Regarded purely as a piece of real estate, Jodhpur's Mehrangarh Fort has location, location, location. Its rounded buttresses rise like the sides of a rocket, straight out of a singular hill of solid rock. To say this palace comes with unobstructed views would be an understatement: in its shadow, the barren beginnings of the Thar Desert stretch for as far as the eye will allow.
Most old fortifications are monuments to some feudal despot's hatred, greed, arrogance or ambition. But the Mehrangarh Fort is testament to the foresight and good taste of the current Maharaja, Gaj Singh II, who has helped to make it a new symbol for the Rajasthani city best known for the riding breeches that the English once discovered there. When he vowed to make his fort a "world class" attraction back in 1972, the man wasn't whistling through his curled mustache. For starters, the fort's carved courtyards and atmospheric inner sanctums are so clean they seem freshly scoured by desert sands.

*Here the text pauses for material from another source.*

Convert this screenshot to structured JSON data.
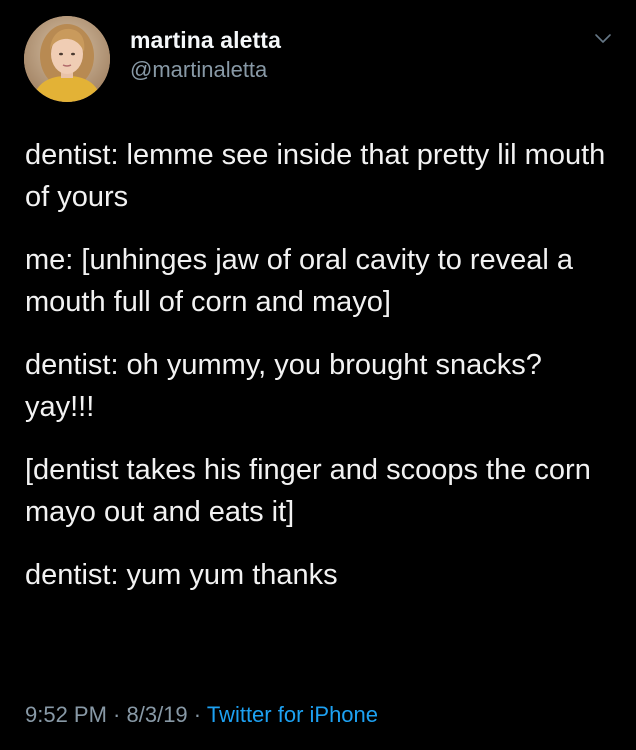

Instead of touts and shoeshine boys, a select group of standout musicians and craftsmen breathe life into well-planned exhibits of jewels and howdahs (the carriages mounted on the backs of elephants). Headphones offer audio tours that actually teach you things you'd like to know. The shop, featuring porcelain, scarves, books and games, could be an annex to New York City's Museum of Modern Art.
High above the tumult, the fort's most spectacular vista may be a glimpse of an India that is at once accessible and serene, properly respectful of the past and perfectly packaged. But, just in case it all seems too orderly, the cubistic warren of Jodhpur's Blue City, a casbah mirroring the sky, is five kilometers of winding road away, packed with pastel-colored lanes offering everything India has ever made or barteredexcept those famous riding breeches.